Honestly, I don't feel that bad yet...but it's early

For the last few days I’ve been experiencing a new part of my life – insomnia. This has never been a problem for me before in my life, but for the last couple days it’s been taking me hours to fall asleep at night and I keep waking up at 4 in the morning and not being able to fall back asleep. That, coupled with uncomfortable dreams* has made it tough lately. My doctor** yesterday asked me whether being on Sudafed for almost 10 days was making me edgy or keeping me up at night. And since I had only had one bad night at that point I said no. But tonight I think I’ll skip it and see if that helps.

Or, maybe my problem has nothing to do with my medications – perhaps it has everything to do with my choice of sleepwear! Here I thought a t-shirt and boxers was comfy, but I never knew that they would leave my immortal soul exposed to the devil’s influence whilst I sleep. Perhaps I should invest in a set of “Armor of God PJs”, which would not only help me stave off Satan’s doings in my dreamland but also make me oh-so irresistible to the GF. Who says sexy lingerie is only for the ladies?

If that doesn’t work I think perhaps I just need to get my physical activity back up to where it was earlier this year. Nothing makes you sleep better than a good workout, right? I think I’ll head over to the gym for a bit after work today. If that doesn’t work then I’ll consider working with Wrestling for Jesus to really crank up the adrenaline. Still, don’t you think having Christ as your jobber would only make everyone in the audience turn against your wrestlers?

If I’m still not sleeping regularly, maybe I’ll need to consider changing to a less stressful line of work. For instance, teaching Sunday School. I hear that a position has recently opened up, and it looks like the only qualification is that you have testicles! One wonders what this guy would do if her were pulled over by a female police officer for speeding. Presumably, she wouldn’t take it well when he told her she “must be silent” because she can’t “have authority over a man”.

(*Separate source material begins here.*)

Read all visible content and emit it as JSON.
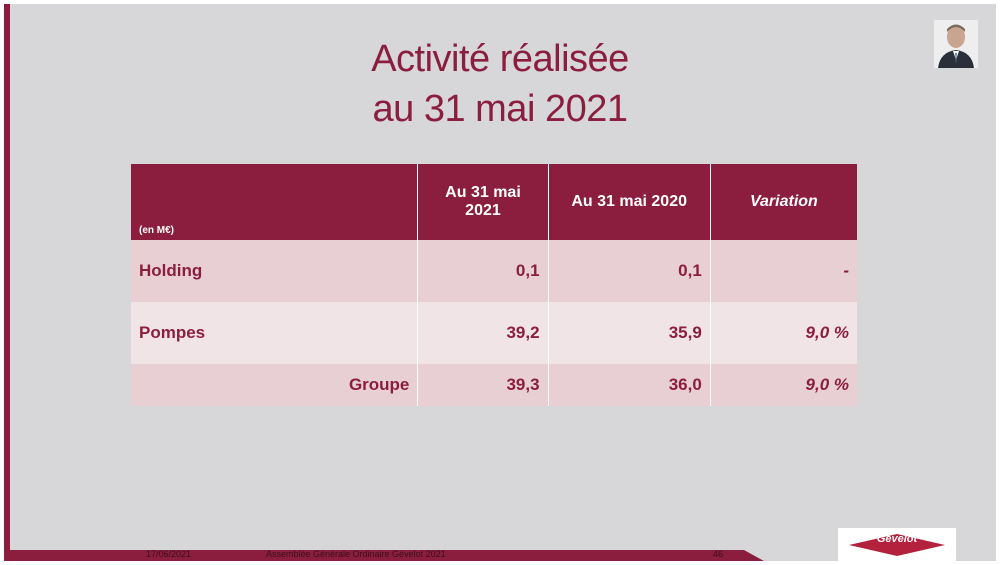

So, in closing I give a big thank you to the religious right for teaching us all how to laugh…and love…and supplying an endless bounty of bloggable material when we’re running on 5 hours sleep from the night before. Woot.

* Not scary enough to be nightmares, but not pleasant enough to enjoy. For instance last night I dreamt that I was accused of taking my own socket wrench from some guy’s repair shop. I tried to show him that it was a Husky brand (a consumer brand sold by Home Depot) but he was all suspicious that I knew so much about hand tools – clearly I was a professional thief who knew what I was doing. Damn my job for giving my subconscious a pervasive knowledge of hand tools.
** Who I stopped in to see only to discover that my cold had evolved into a sinus infection – the 6th straight time that has happened. Now he wants me to get a CAT scan to check whether something is wrong with my sinuses. Sigh…this is so not what I meant when I said I wanted a mutant power…

Comments

KC said…
I had read about the Sunday school teacher who was fired because she was a woman, but I had never encountered the Armor of God PJ's. All very scary stuff brought to us by those who have God on their side. I've seen this kind of thinking at close range and it is really more scary than you know.
ThatIsMeWhat said…
I've been having a new insomnia problem myself. The cure is almost always a pharmacy journal.
grrrbear said…
For what it's worth going off the sudafed last night seemed to do the trick. Now if only those darned antibiotics would finally kick in I could put this whole sordid mess behind me.
Anonymous said…
Have I mentioned before how guilty I feel? Sinus infections suck.

(And btw, in my blogger-less state, I appreciate that you allow anonymous comments.)